The four classes of bonds just discussed are depicted together in the generalized tertiary protein structure diagrammed in Figure 4-21. As you examine this diagram, it is important to note that bonds stabilizing tertiary folding may simultaneously stabilize secondary structure.
For example, the disulfide bridge and the hydrophobic and electrostatic bonds that keep the top and middle helices of the protein depicted in Figure 4-21 parallel to each other also serve to prevent unwinding of these two helices. Thus, in a general sense, specific interactions between one part of a protein and another can play a stabilizing role at more than one level of the protein’s structure.
Quaternary Protein Structure:
Many proteins consist of more than one polypeptide chain. In proteins that are composed of two or more polypeptide chains, the quaternary structure refers to the specific orientation of these chains with respect to one another and the nature of the interactions that stabilize this orientation. The individual polypeptide chains of the protein are usually referred to as its sub- units. Table 4-4 lists some representative proteins that are composed of subunits and gives their numbers, designations, and molecular weights.
As can be seen from this sampling, proteins can contain either a small number of large subunits (e.g., thyroglobuliri), a large number of small subunits (e.g., apoferritin), or any intermediate combination. Moreover, in some proteins the subunits are polypeptide chains whose primary structures are identical to each other (e.g., L-arabinose isomerase), whereas in others the subunits are different (e.g., immunoglobulin G).
The same classes of interactions that contribute to the stability of tertiary protein structure also serve to stabilize the quaternary association of subunits, namely, ionic bonds, hydrogen bonds, hydrophobic bonds, and disulfide bridges. Many cellular enzymes are composed of subunits, and the resulting quaternary structure is of fundamental importance in the regulation of enzyme activity.
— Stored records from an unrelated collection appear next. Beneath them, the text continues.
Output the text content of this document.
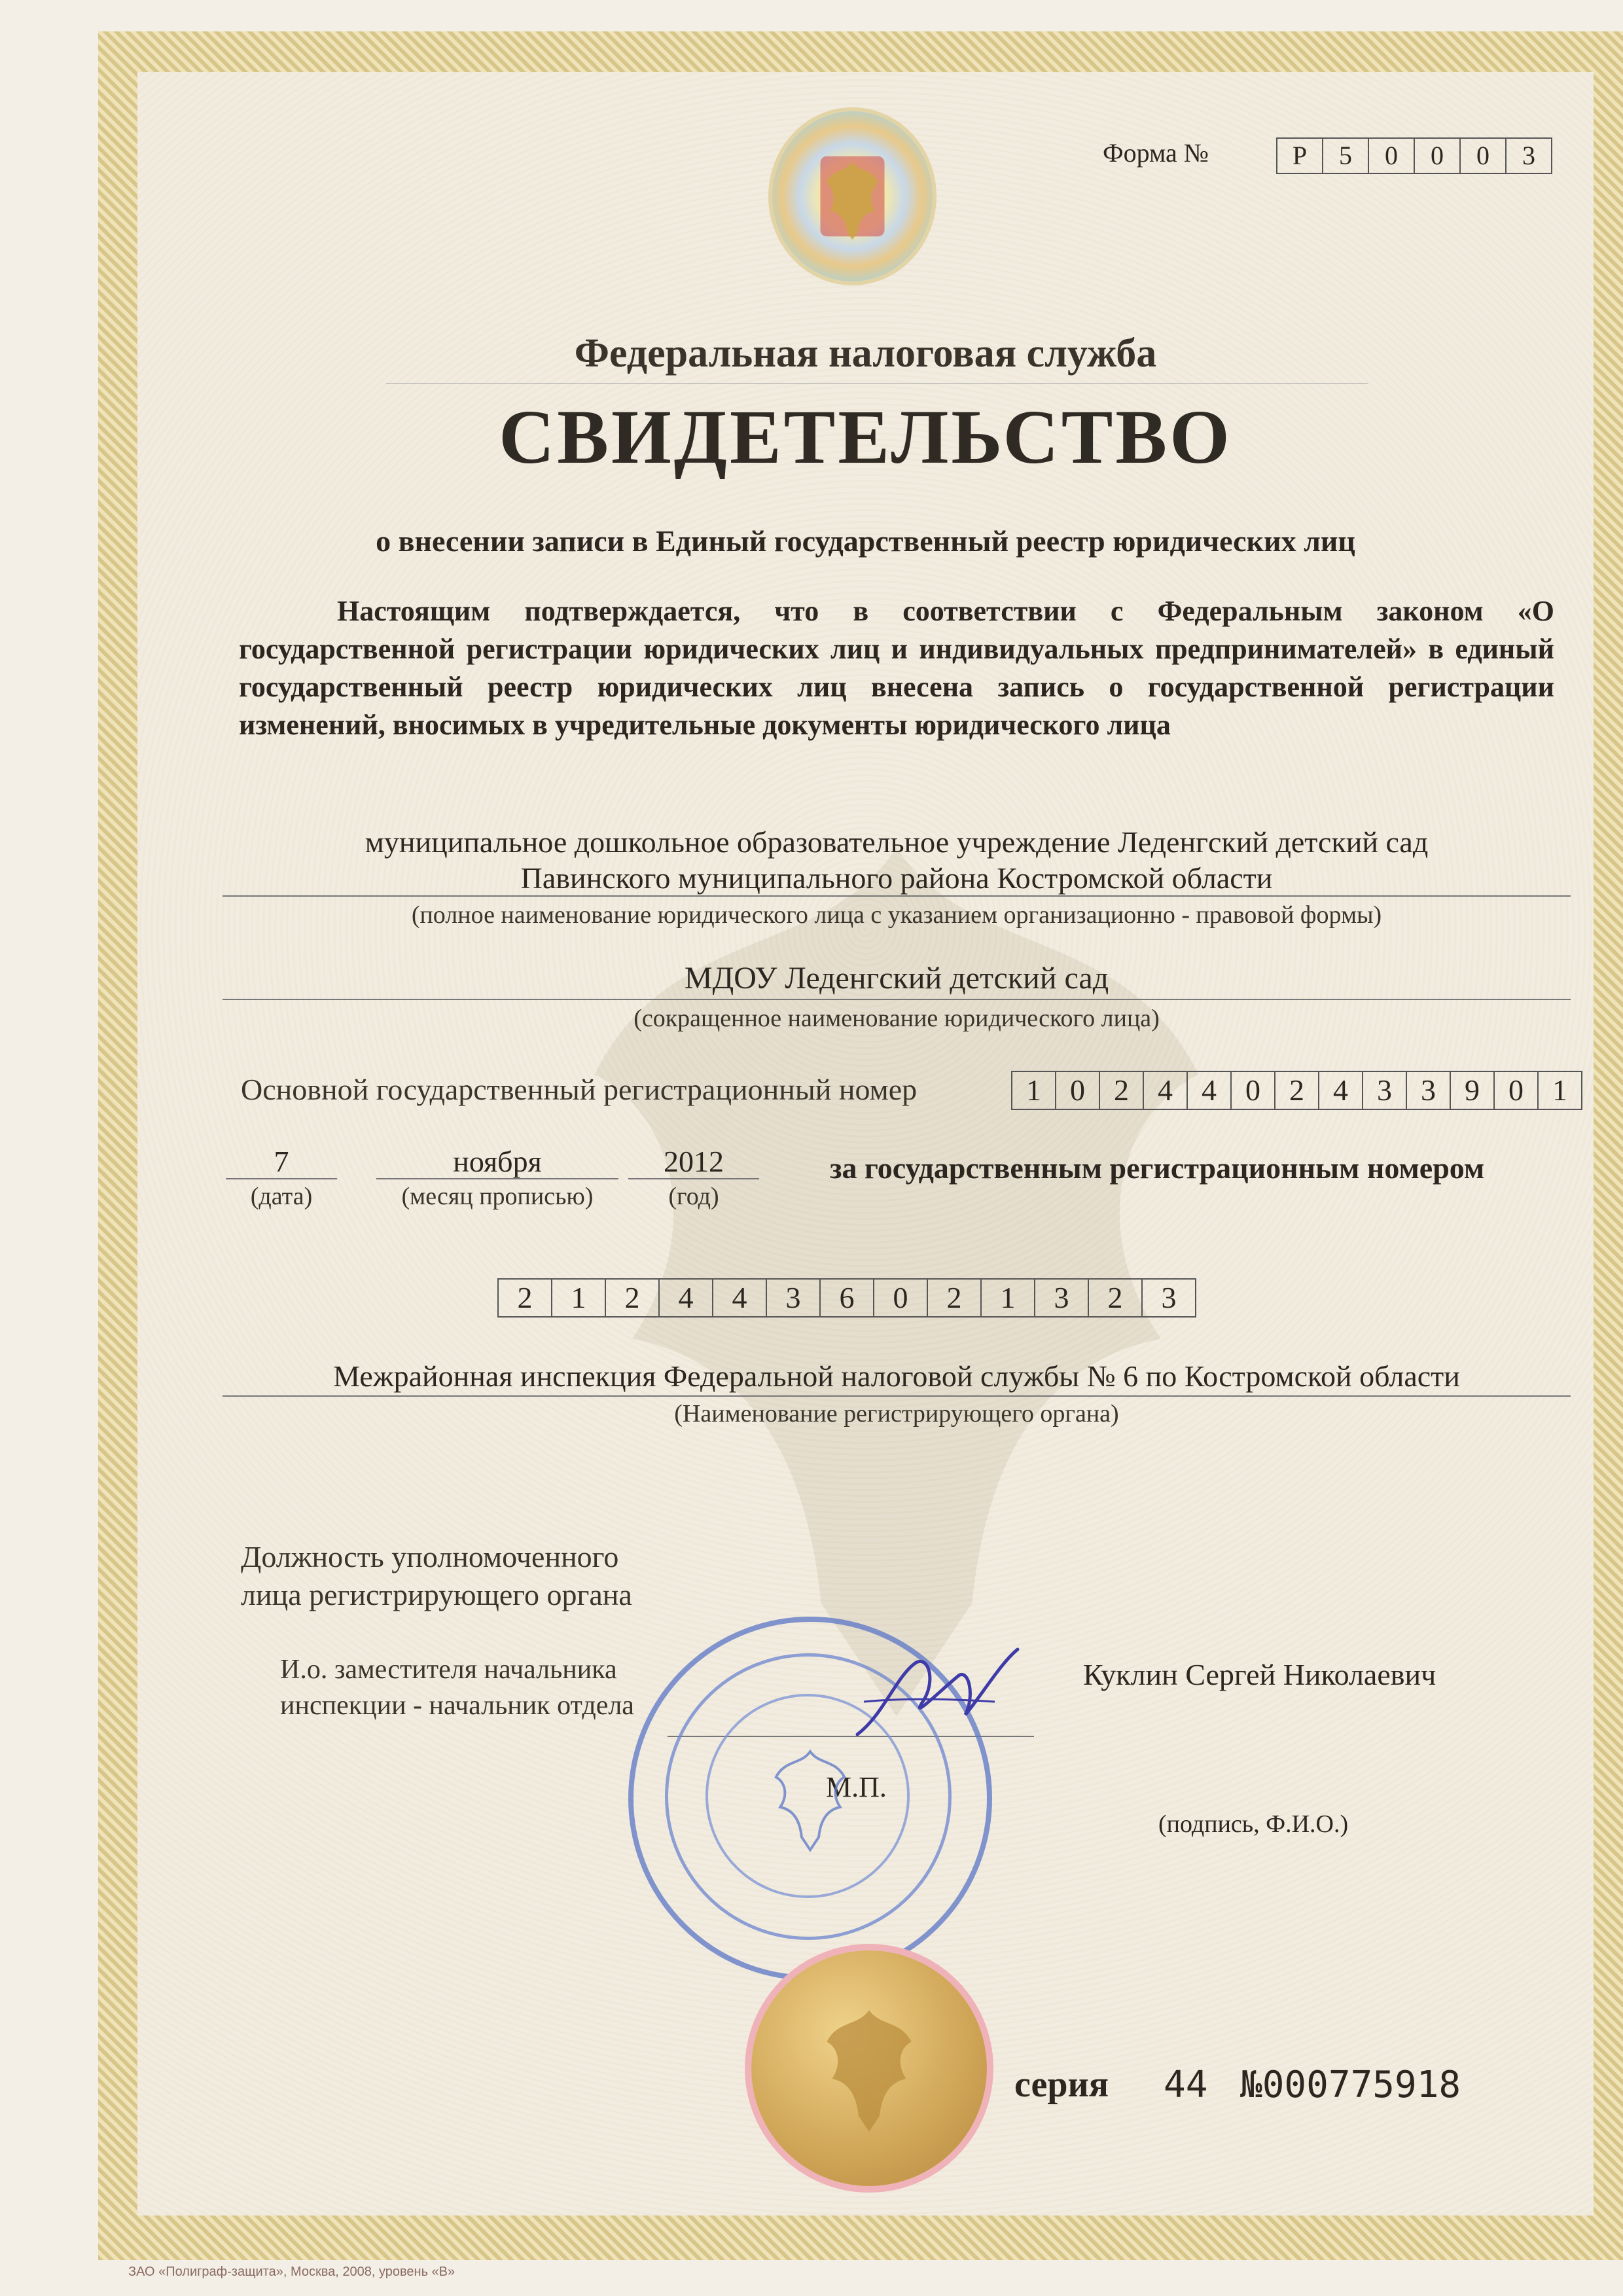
Форма №	Р	5	0	0	0	3
Федеральная налоговая служба
СВИДЕТЕЛЬСТВО
о внесении записи в Единый государственный реестр юридических лиц
Настоящим подтверждается, что в соответствии с Федеральным законом «О государственной регистрации юридических лиц и индивидуальных предпринимателей» в единый государственный реестр юридических лиц внесена запись о государственной регистрации изменений, вносимых в учредительные документы юридического лица
муниципальное дошкольное образовательное учреждение Леденгский детский сад
Павинского муниципального района Костромской области
(полное наименование юридического лица с указанием организационно - правовой формы)
МДОУ Леденгский детский сад
(сокращенное наименование юридического лица)
Основной государственный регистрационный номер	1 0 2 4 4 0 2 4 3 3 9 0 1
7
(дата)
ноября
(месяц прописью)
2012
(год)
за государственным регистрационным номером
2	1	2	4	4	3	6	0	2	1	3	2	3
Межрайонная инспекция Федеральной налоговой службы № 6 по Костромской области
(Наименование регистрирующего органа)
Должность уполномоченного
лица регистрирующего органа
И.о. заместителя начальника
инспекции - начальник отдела
Куклин Сергей Николаевич
М.П.
(подпись, Ф.И.О.)
серия 44 №000775918
ЗАО «Полиграф-защита», Москва, 2008, уровень «В»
The molecular weights of proteins composed of subunits are often great enough for the molecules to be seen and studied by electron microscopy of negatively stained preparations. Electron microscopy thus provides additional information about quaternary structure, for it is often possible to discern the number and orientation of the protein’s subunits. The subunit organization of the enzyme L-arabinose isomerase is quite evident in the electron photomicrographs of Figure 4-22.
Among the groups of proteins whose quaternary structures have been extensively studied are the hemoglobin’s and immunoglobulin’s. Probably more is known about the chemistry, organization, and functions of members of these two groups than about all other proteins combined.
We have been using the terms primary, secondary, tertiary, and quaternary structure exclusively in connection with proteins. However, corresponding levels of organization are recognized for polysaccharides and nucleic acids in which the order of their building blocks (i.e., sugars and nucleotides) and the coiling and folding of their chains can be delineated.